The ability of consumers to make their household services payments can serve as a reliable indicator of household economic health as well as a sign of their willingness to adopt new products and services. This data can be anonymized at an individual consumer level, analyzed using machine learning and be provided as a service to various stakeholders – Other businesses like Retailers, the Government & the Regulatory Authorities.

Concrete examples include –

  • Combining Social data, demographic data with bill pay data & other credit data can help the Government gauge the direction of the economy.

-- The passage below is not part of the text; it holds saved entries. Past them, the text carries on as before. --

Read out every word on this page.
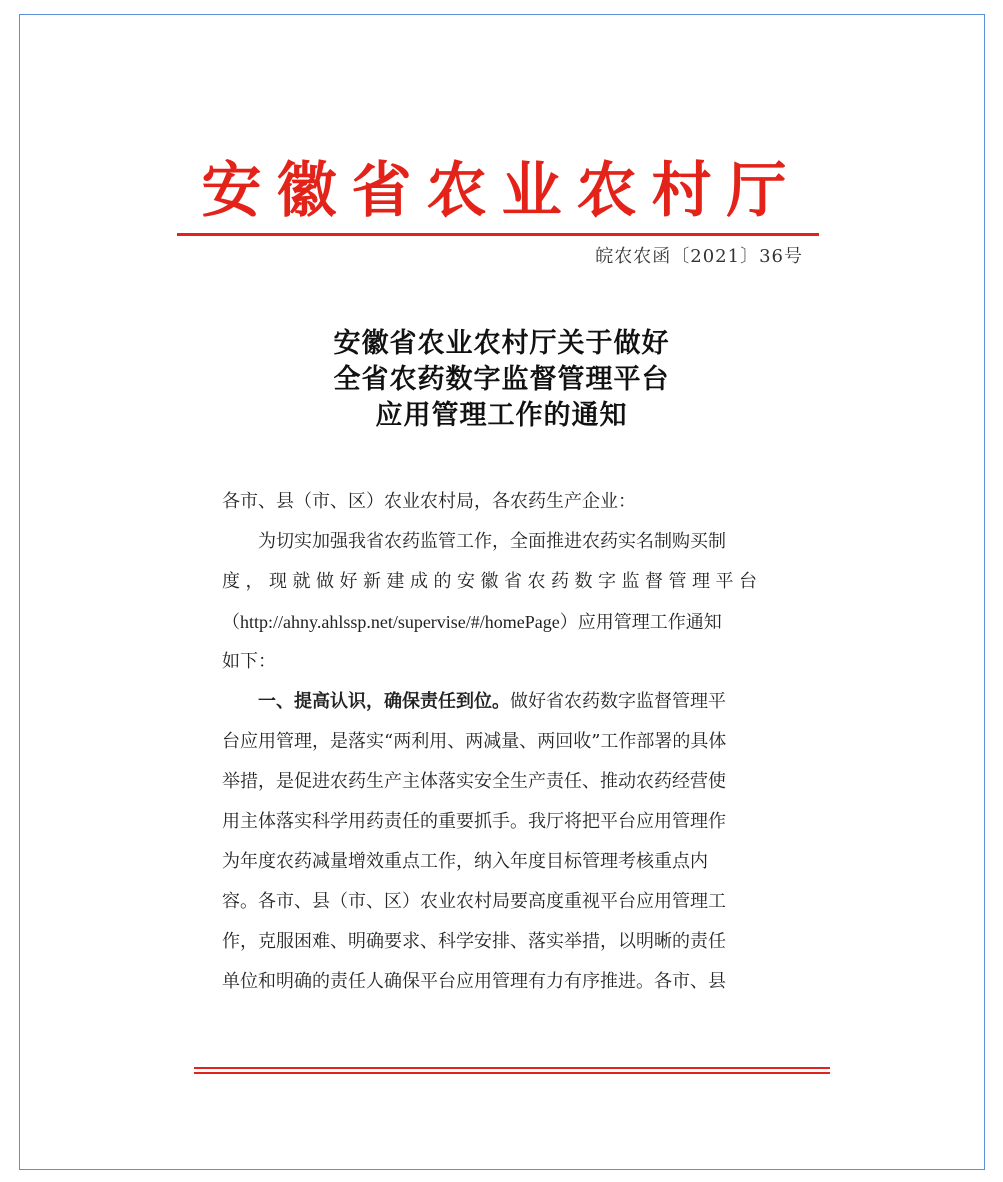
安徽省农业农村厅
皖农农函〔2021〕36号
安徽省农业农村厅关于做好
全省农药数字监督管理平台
应用管理工作的通知
各市、县（市、区）农业农村局，各农药生产企业：
为切实加强我省农药监管工作，全面推进农药实名制购买制
度，现就做好新建成的安徽省农药数字监督管理平台
（http://ahny.ahlssp.net/supervise/#/homePage）应用管理工作通知
如下：
一、提高认识，确保责任到位。 做好省农药数字监督管理平
台应用管理，是落实“两利用、两减量、两回收”工作部署的具体
举措，是促进农药生产主体落实安全生产责任、推动农药经营使
用主体落实科学用药责任的重要抓手。我厅将把平台应用管理作
为年度农药减量增效重点工作，纳入年度目标管理考核重点内
容。各市、县（市、区）农业农村局要高度重视平台应用管理工
作，克服困难、明确要求、科学安排、落实举措，以明晰的责任
单位和明确的责任人确保平台应用管理有力有序推进。各市、县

Obviously the more data that can be merged into this model (e.g. mortgage payment data etc) can help with its overall accuracy
  • Allowing Retailers to analyze consumer mobile usage data, bill pay data, credit records as well as use external data (social media etc) to predict what products they may like etc and to target promotions & card offers etc

A final note on the overall scope of Predictive Analytics in this usecase-

  • Obtaining a real-time Single View of the Customer (typically a customer across multiple channels, product silos & geographies) across years of account history
  • Customer Segmentation by helping businesses understand customer segments down to the individual level as well as at a segment level
  • Performing Customer sentiment analysis by combining internal organizational data, clickstream data, sentiment analysis with structured sales history to provide a clear view into consumer behavior.
  • Product Recommendation engines which provide compelling personal product recommendations by mining realtime consumer sentiment, product affinity information with historical data etc.
  • Market Basket Analysis, observing consumer purchase history and enriching this data with social media, web activity, and community sentiment regarding past purchase and future buying trends.

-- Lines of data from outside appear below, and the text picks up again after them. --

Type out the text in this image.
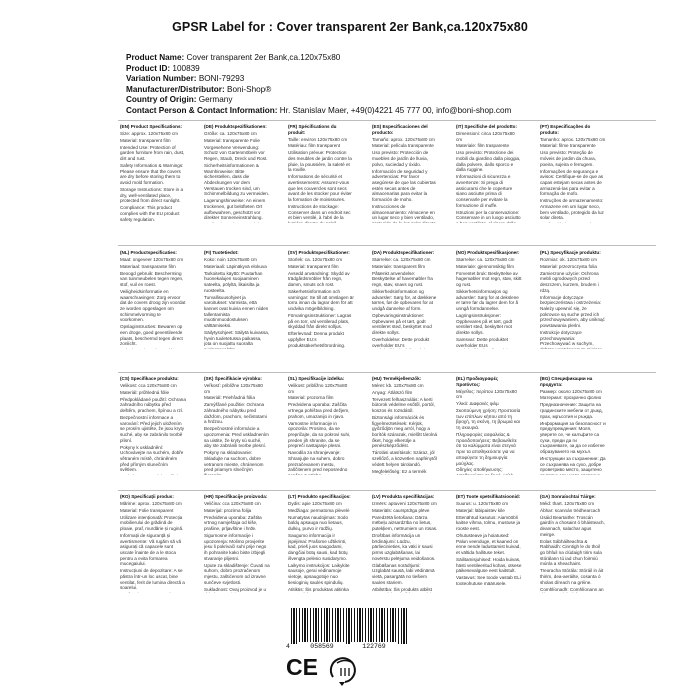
GPSR Label for : Cover transparent 2er Bank,ca.120x75x80
Product Name: Cover transparent 2er Bank,ca.120x75x80
Product ID: 100839
Variation Number: BONI-79293
Manufacturer/Distributor: Boni-Shop®
Country of Origin: Germany
Contact Person & Contact Information: Hr. Stanislav Maer, +49(0)4221 45 777 00, info@boni-shop.com

(EN) Product Specifications:

Size: approx. 120x75x80 cm

Material: transparent film

Intended Use: Protection of garden furniture from rain, dust, dirt and rust.

Safety Information & Warnings: Please ensure that the covers are dry before storing them to avoid mold formation.

Storage Instructions: Store in a dry, well-ventilated place, protected from direct sunlight.

Compliance: This product complies with the EU product safety regulation.

(NL) Productspecificaties:

Maat: ongeveer 120x75x80 cm

Materiaal: transparante film

Beoogd gebruik: Bescherming van tuinmeubelen tegen regen, stof, vuil en roest.

Veiligheidsinformatie en waarschuwingen: Zorg ervoor dat de covers droog zijn voordat ze worden opgeslagen om schimmelvorming te voorkomen.

Opslaginstructies: Bewaren op een droge, goed geventileerde plaats, beschermd tegen direct zonlicht.

(CS) Specifikace produktu:

Velikost: cca 120x75x80 cm

Materiál: průhledná fólie

Předpokládané použití: Ochrana zahradního nábytku před deštěm, prachem, špínou a rzí.

Bezpečnostní informace a varování: Před jejich uložením se prosím ujistěte, že jsou kryty suché, aby se zabránilo tvorbě plísní.

Pokyny k uskladnění: Uchovávejte na suchém, dobře větraném místě, chráněném před přímým slunečním světlem.

(RO) Specificații produs:

Mărime: aprox. 120x75x80 cm

Material: Folie transparent

Utilizare intenționată: Protecția mobilierului de grădină de ploaie, praf, murdărie și rugină.

Informații de siguranță și avertismente: Vă rugăm să vă asigurați că capacele sunt uscate înainte de a le stoca pentru a evita formarea mucegaiului.

Instrucțiuni de depozitare: A se păstra într-un loc uscat, bine ventilat, ferit de lumina directă a soarelui.

(DE) Produktspezifikationen:

Größe: ca. 120x75x80 cm

Material: transparente Folie

Vorgesehene Verwendung: Schutz von Gartenmöbeln vor Regen, Staub, Dreck und Rost.

Sicherheitsinformationen & Warnhinweise: Bitte sicherstellen, dass die Abdeckungen vor dem Verstauen trocken sind, um Schimmelbildung zu vermeiden.

Lagerungshinweise: An einem trockenen, gut belüfteten Ort aufbewahren, geschützt vor direkter Sonneneinstrahlung.

(FI) Tuotetiedot:

Koko: noin 120x75x80 cm

Materiaali: Läpinäkyvä elokuva

Tarkoitettu käyttö: Puutarhan huonekalujen suojaaminen sateelta, pölyltä, likaisilta ja ruosteelta.

Turvallisuusohjeet ja varoitukset: Varmista, että kannet ovat kuivia ennen niiden tallentamista muotinmuodostuksen välttämiseksi.

Säilytysohjeet: Säilytä kuivassa, hyvin tuuletetussa paikassa, jota on suojattu suoralta

(SK) Špecifikácie výrobku:

Veľkosť: približne 120x75x80 cm

Materiál: Priehľadná fólia

Zamýšľané použitie: Ochrana záhradného nábytku pred dažďom, prachom, nečistotami a hrdzou.

Bezpečnostné informácie a upozornenia: Pred uskladnením sa uistite, že kryty sú suché, aby ste zabránili tvorbe plesní.

Pokyny na skladovanie: Skladujte na suchom, dobre vetranom mieste, chránenom pred priamym slnečným

(HR) Specifikacije proizvoda:

Veličina: cca 120x75x80 cm

Materijal: prozirna folija

Predviđena uporaba: Zaštita vrtnog namještaja od kiše, prašine, prljavštine i hrđe.

Sigurnosne informacije i upozorenja: Molimo provjerite jesu li pokrivači suhi prije nego ih pohranite kako biste izbjegli stvaranje plijesni.

Upute za skladištenje: Čuvati na suhom, dobro prozračenom mjestu, zaštićenom od izravne sunčeve svjetlosti.

Sukladnost: Ovaj proizvod je u

(FR) Spécifications du produit:

Taille: environ 120x75x80 cm

Matériau: film transparent

Utilisation prévue: Protection des meubles de jardin contre la pluie, la poussière, la saleté et la rouille.

Informations de sécurité et avertissements: Assurez-vous que les couvercles sont secs avant de les stocker pour éviter la formation de moisissures.

Instructions de stockage: Conserver dans un endroit sec et bien ventilé, à l'abri de la

(SV) Produktspecifikationer:

Storlek: ca. 120x75x80 cm

Material: transparent film

Avsedd användning: Skydd av trädgårdsmöbler från regn, damm, smuts och rost.

Säkerhetsinformation och varningar: Se till att omslagen är torra innan du lagrar dem för att undvika mögelbildning.

Förvaringsinstruktioner: Lagras på en torr, väl ventilerad plats, skyddad från direkt solljus.

Efterlevnad: Denna produkt uppfyller EU:s produktsäkerhetsförordning.

(SL) Specifikacije izdelka:

Velikost: približno 120x75x80 cm

Material: prozorna film

Predvidena uporaba: Zaščita vrtnega pohištva pred dežjem, prahom, umazanijo in rjavo.

Varnostne informacije in opozorila: Prosimo, da se prepričajte, da so pokrovi suhi, preden jih shranite, da se prepreči nastajanje plesni.

Navodila za shranjevanje: Shranjujte na suhem, dobro prezračevanem mestu, zaščitenem pred neposredno

(LT) Produkto specifikacijos:

Dydis: apie 120x75x80 cm

Medžiaga: permatoma plėvelė

Numatytas naudojimas: Sodo baldų apsauga nuo lietaus, dulkių, purvo ir rūdžių.

Saugumo informacija ir įspėjimai: Prašome užtikrinti, kad, prieš juos saugodami, dangčiai būtų sausi, kad būtų išvengta pelėsio susidarymo.

Laikymo instrukcijos: Laikykite sausoje, gerai vėdinamoje vietoje, apsaugotoje nuo tiesioginių saulės spindulių.

Atitiktis: Šis produktas atitinka

(ES) Especificaciones del producto:

Tamaño: aprox. 120x75x80 cm

Material: película transparente

Uso previsto: Protección de muebles de jardín de lluvia, polvo, suciedad y óxido.

Información de seguridad y advertencias: Por favor asegúrese de que las cubiertas estén secas antes de almacenarlas para evitar la formación de moho.

Instrucciones de almacenamiento: Almacene en un lugar seco y bien ventilado,

(DA) Produktspecifikationer:

Størrelse: ca. 120x75x80 cm

Materiale: transparent film

Påtænkt anvendelse: Beskyttelse af havemøbler fra regn, støv, snavs og rust.

Sikkerhedsinformation og advarsler: Sørg for, at dækkene tørres, før de opbevares for at undgå dannelse af form.

Opbevaringsinstruktioner: Opbevares på et tørt, godt ventileret sted, beskyttet mod direkte sollys.

Overholdelse: Dette produkt overholder EU's

(HU) Termékjellemzők:

Méret: kb. 120x75x80 cm

Anyag: Átlátszó film

Tervezett felhasználás: A kerti bútorok védelme esőtől, portól, koszos és rozsdától.

Biztonsági információk és figyelmeztetések: Kérjük, győződjön meg arról, hogy a borítók szárazak, mielőtt tárolná őket, hogy elkerülje a penészképződést.

Tárolási utasítások: Száraz, jól szellőző, a közvetlen napfénytől védett helyen tárolandó.

Megfelelőség: Ez a termék

(LV) Produkta specifikācijas:

Izmērs: aptuveni 120x75x80 cm

Materiāls: caurspīdīga plēve

Paredzētā lietošana: Dārza mēbeļu aizsardzība no lietus, putekļiem, netīrumiem un rūsas.

Drošības informācija un brīdinājumi: Lūdzu, pārliecinieties, ka vāki ir sausi pirms uzglabāšanas, lai novērstu pelējuma veidošanos.

Glabāšanas norādījumi: Uzglabāt sausā, labi vēdināmā vietā, pasargātā no tiešiem saules stariem.

Atbilstība: Šis produkts atbilst

(IT) Specifiche del prodotto:

Dimensioni: circa 120x75x80 cm

Materiale: film trasparente

Uso previsto: Protezione dei mobili da giardino dalla pioggia, dalla polvere, dallo sporco e dalla ruggine.

Informazioni di sicurezza e avvertenze: Si prega di assicurarsi che le coperture siano asciutte prima di conservarle per evitare la formazione di muffe.

Istruzioni per la conservazione: Conservare in un luogo asciutto

(NO) Produktspesifikasjoner:

Størrelse: ca. 120x75x80 cm

Materiale: gjennomsiktig film

Forventet bruk: Beskyttelse av hagemøbler mot regn, støv, skitt og rust.

Sikkerhetsinformasjon og advarsler: Sørg for at dekslene er tørre før du lagrer dem for å unngå formdannelse.

Lagringsinstruksjoner: Oppbevares på et tørt, godt ventilert sted, beskyttet mot direkte sollys.

Samsvar: Dette produktet overholder EUs

(EL) Προδιαγραφές προϊόντος:

Μέγεθος: περίπου 120x75x80 cm

Υλικό: Διαφανές φιλμ

Σκοπούμενη χρήση: Προστασία των επίπλων κήπου από τη βροχή, τη σκόνη, τη βρωμιά και τη σκουριά.

Πληροφορίες ασφαλείας & προειδοποιήσεις: Βεβαιωθείτε ότι τα καλύμματα είναι στεγνά πριν τα αποθηκεύσετε για να αποφύγετε τη δημιουργία μούχλας.

Οδηγίες αποθήκευσης:

(ET) Toote spetsifikatsioonid:

Suurus: u. 120x75x80 cm

Materjal: läbipaistev kile

Ettenähtud kasutus: Aiamööbli kaitse vihma, tolmu, mustuse ja rooste eest.

Ohutusteave ja hoiatused: Palun veenduge, et kaaned on enne nende ladustamist kuivad, et vältida hallituse teket.

Säilitamisjuhised: Hoida kuivas, hästi ventileeritud kohas, otsese päikesevalguse eest kaitstult.

Vastavus: See toode vastab ELi tooteohutuse määrusele.

(PT) Especificações do produto:

Tamanho: aprox. 120x75x80 cm

Material: filme transparente

Uso previsto: Proteção de móveis de jardim da chuva, poeira, sujeira e ferrugem.

Informações de segurança e avisos: Certifique-se de que as capas estejam secas antes de armazená-las para evitar a formação de mofo.

Instruções de armazenamento: Armazene em um lugar seco, bem ventilado, protegido da luz solar direta.

(PL) Specyfikacje produktu:

Rozmiar: ok. 120x75x80 cm

Materiał: przezroczysta folia

Zamierzone użycie: Ochrona mebli ogrodowych przed deszczem, kurzem, brudem i rdzą.

Informacje dotyczące bezpieczeństwa i ostrzeżenia: Należy upewnić się, że pokrowce są suche przed ich przechowywaniem, aby uniknąć powstawania pleśni.

Instrukcje dotyczące przechowywania: Przechowywać w suchym,

(BG) Спецификации на продукта:

Размер: около 120x75x80 cm

Материал: прозрачно фолио

Предназначение: Защита на градинските мебели от дъжд, прах, мръсотия и ръжда.

Информация за безопасност и предупреждения: Моля, уверете се, че калъфите са сухи, преди да ги съхранявате, за да се избегне образуването на мухъл.

Инструкции за съхранение: Да се съхранява на сухо, добре проветриво място, защитено

(GA) Sonraíochtaí Táirge:

Méid: thart. 120x75x80 cm

Ábhar: scannán trédhearcach

Úsáid Beartaithe: Troscán gairdín a chosaint ó bháisteach, deannach, salachar agus meirge.

Eolas Sábháilteachta & Rabhaidh: Cinntigh le do thoil go bhfuil na clúdaigh tirim sula stórálann tú iad chun foirmiú múnla a sheachaint.

Treoracha Stórála: Stóráil in áit thirim, dea-aeráilte, cosanta ó sholas díreach na gréine.

Comhlíonadh: Comhlíonann an

4	058569	122769
CE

5.Service Provider Analytics

Service Providers can themselves access this data to help with the various areas of their operations –

  • Improve new Consumer Acquisition by creating client profiles and helping develop targeted leads across a population of individuals
  • Instrument and understand Risk at multiple levels (customer churn, client risk etc) in real time
  • Financial risk modeling across multiple dimensions (?)
  • For Providers with multiple products & services (e.g Cable, Voice and Internet), Basket Analysis based on criteria like behavioral preferences, asset allocation etc – i.e “what products & services are typically purchased in tandem”
  • Run in place analytics on customer lifetime value (CLV) and yield per customer
  • Suggest Next Best Action for a given client and across a pool of customers
  • Provide multiple levels of dashboards ranging from the Descriptive (Business Intelligence) to the Prescriptive (business simulation as well as optimization)
  • Help with Compliance and other reporting functions

CONCLUSION…

Bill Pay is a specialized area of the payments industry. However, the massive amounts of historical customer & service data that players possess can be advantageously leveraged to provide value added services and ultimately drive new business models.